15. The system of claim 14, wherein the USB connector is selected from the group consisting of a USB Standard-A plug, a USB Standard-B plug, a USB Mini-A plug, a USB Mini-B plug, a USB Mini-AB plug, a USB Micro-A plug, a USB Micro-B plug, and a USB Micro-AB plug.

16. The system of claim 14, wherein the power source is selected from the group consisting of a power outlet, a USB port, a vehicle power outlet, and a battery.

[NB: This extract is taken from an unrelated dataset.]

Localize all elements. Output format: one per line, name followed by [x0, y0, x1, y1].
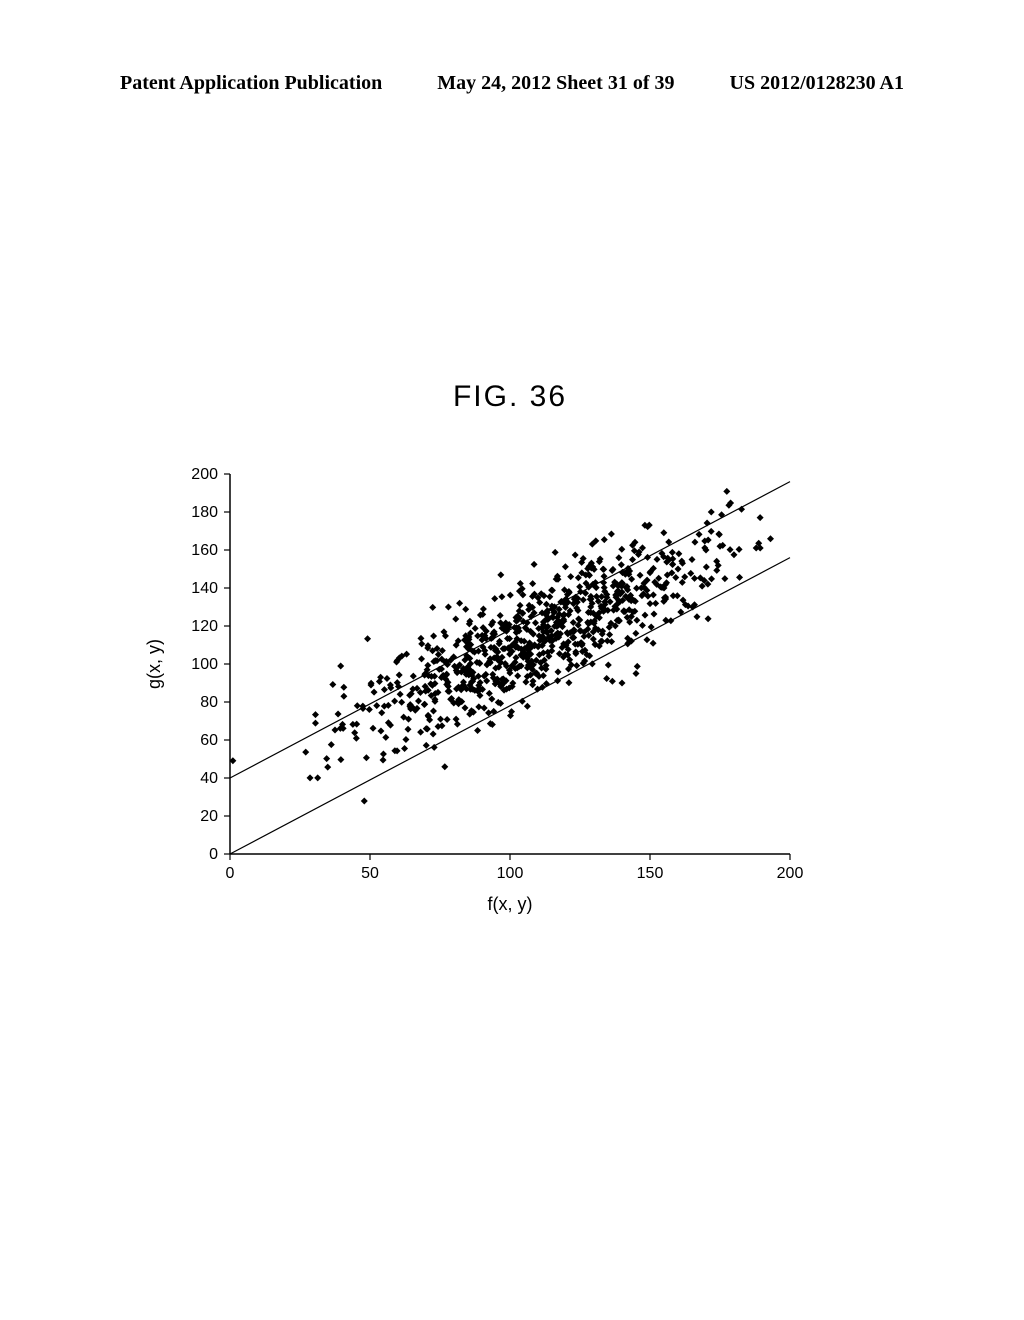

17. The system of claim 14, wherein the adapter further includes circuitry to convert charging power from a first power format received from the power source into a second power format to charge the rechargeable battery in the medical device.

18. The system of claim 14, wherein the medical device is selected from the group consisting of a glucose sensor, a blood glucose meter, a medical device controller, a medical device programmer, a medication delivery device, an insulin infusion device, and a sensor transmitter.

19. The system of claim 14, wherein the adapter includes an indication device to communicate status of how the rechargeable battery is charging.

20. The system of claim 14, wherein the charging cable is a universal power charger.